The PSR-400 leaves the Bearcats in the dust! The older units receiving trunked signals, but, the newer features in the PSR-400 are amazing. All you do in the PSR is enter a few of the main frequencies and the scanner does the rest. With the Bearcats, each day when the local sheriff's department changed its priority channel I had to lock out that channel and remove the lock from the day before. This scanner does that automatically, and then keeps track of talk groups using that channel.

The PSR-400 does not have APCO-25 Digital, but where I live it is doubtful if the local public service departments will ever go to this. There is a model PSR-600 with APCO, but it costs $499, so not essential for me.

This scanner automatically logs trunked and talk group ids. When the scanner stops on one of these groups you have to push one key to enter it into memory, but then you can key in a alphameric description. You can easily lock out unwanted talk groups, like local schools, county bus drivers, etc.

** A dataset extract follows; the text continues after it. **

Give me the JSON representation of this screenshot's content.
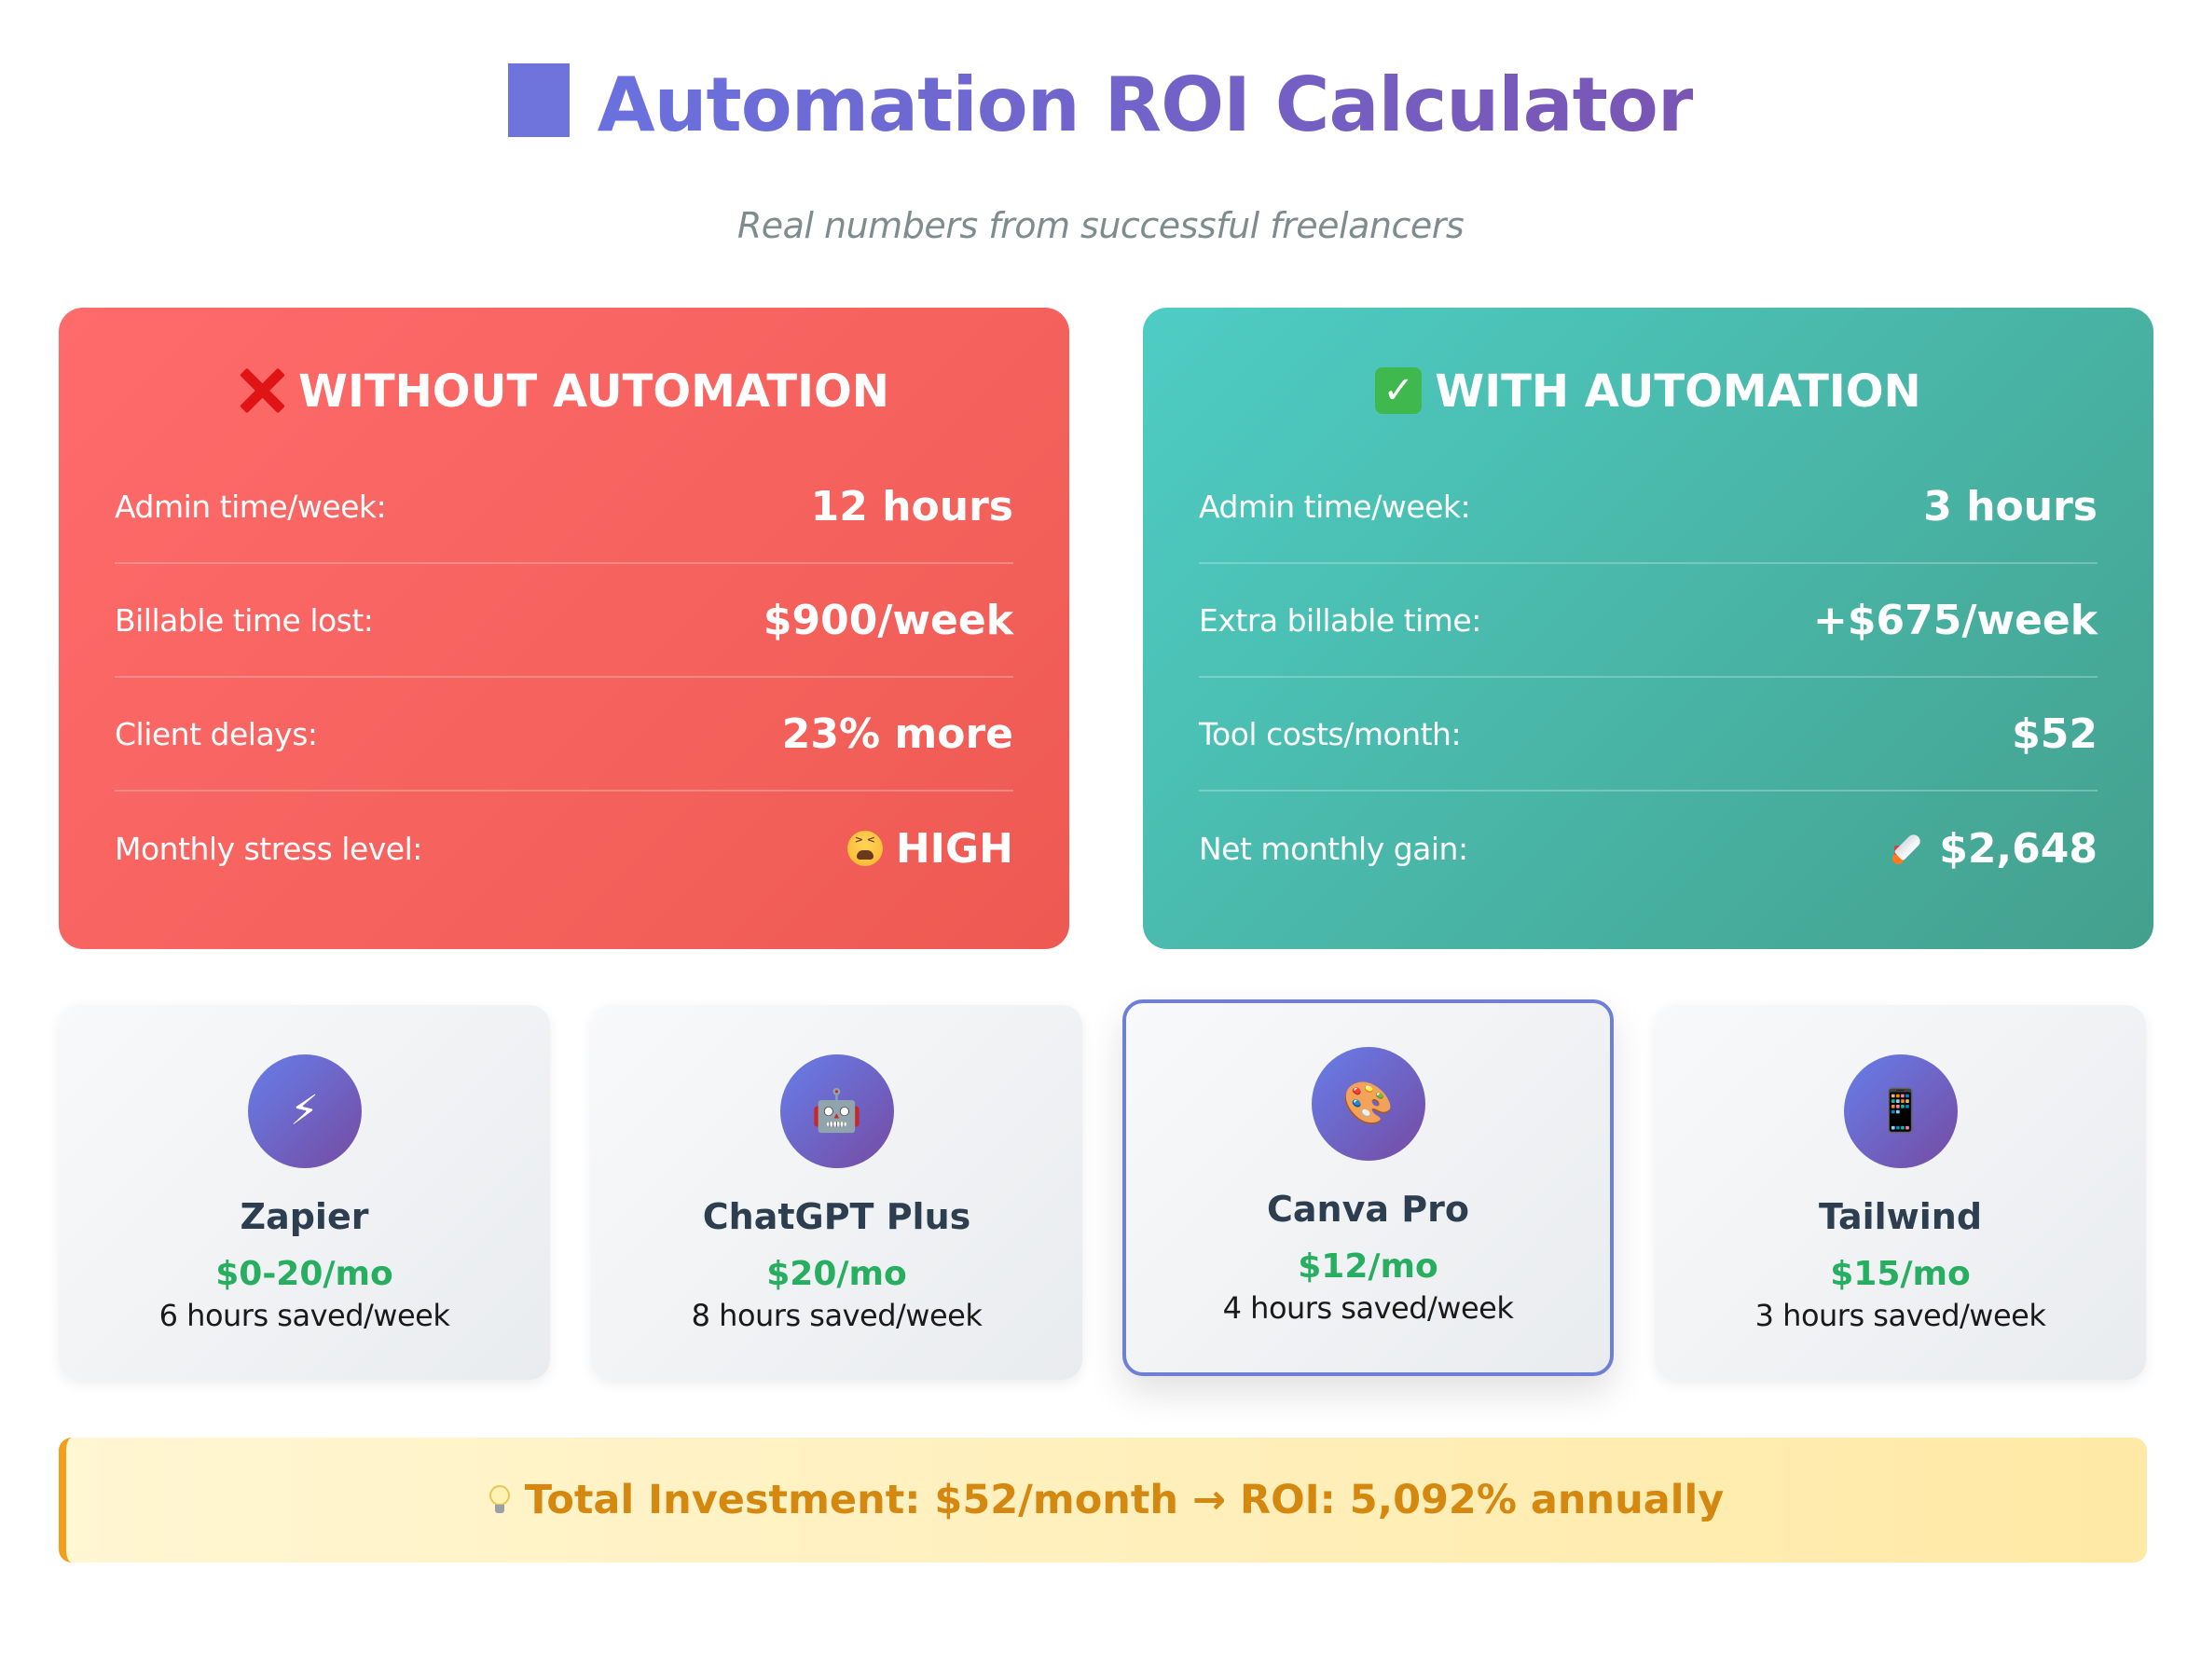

I also recently bought a MFJ-8322 hand held trunk-tracking scanner, to replace my Bearcat trunk-tracker II, and was able to attach a double ended audio cable between the two scanners and effortlessly transfer the information between banks. Another neat feature of this scanner is that each of its 10 banks has 100 channels--you can lock out bank one, and unlock bank two, for scanning multiple systems. I travel a lot and have already used this feature to enable frequencies in areas to which I travel and lock out unused ones.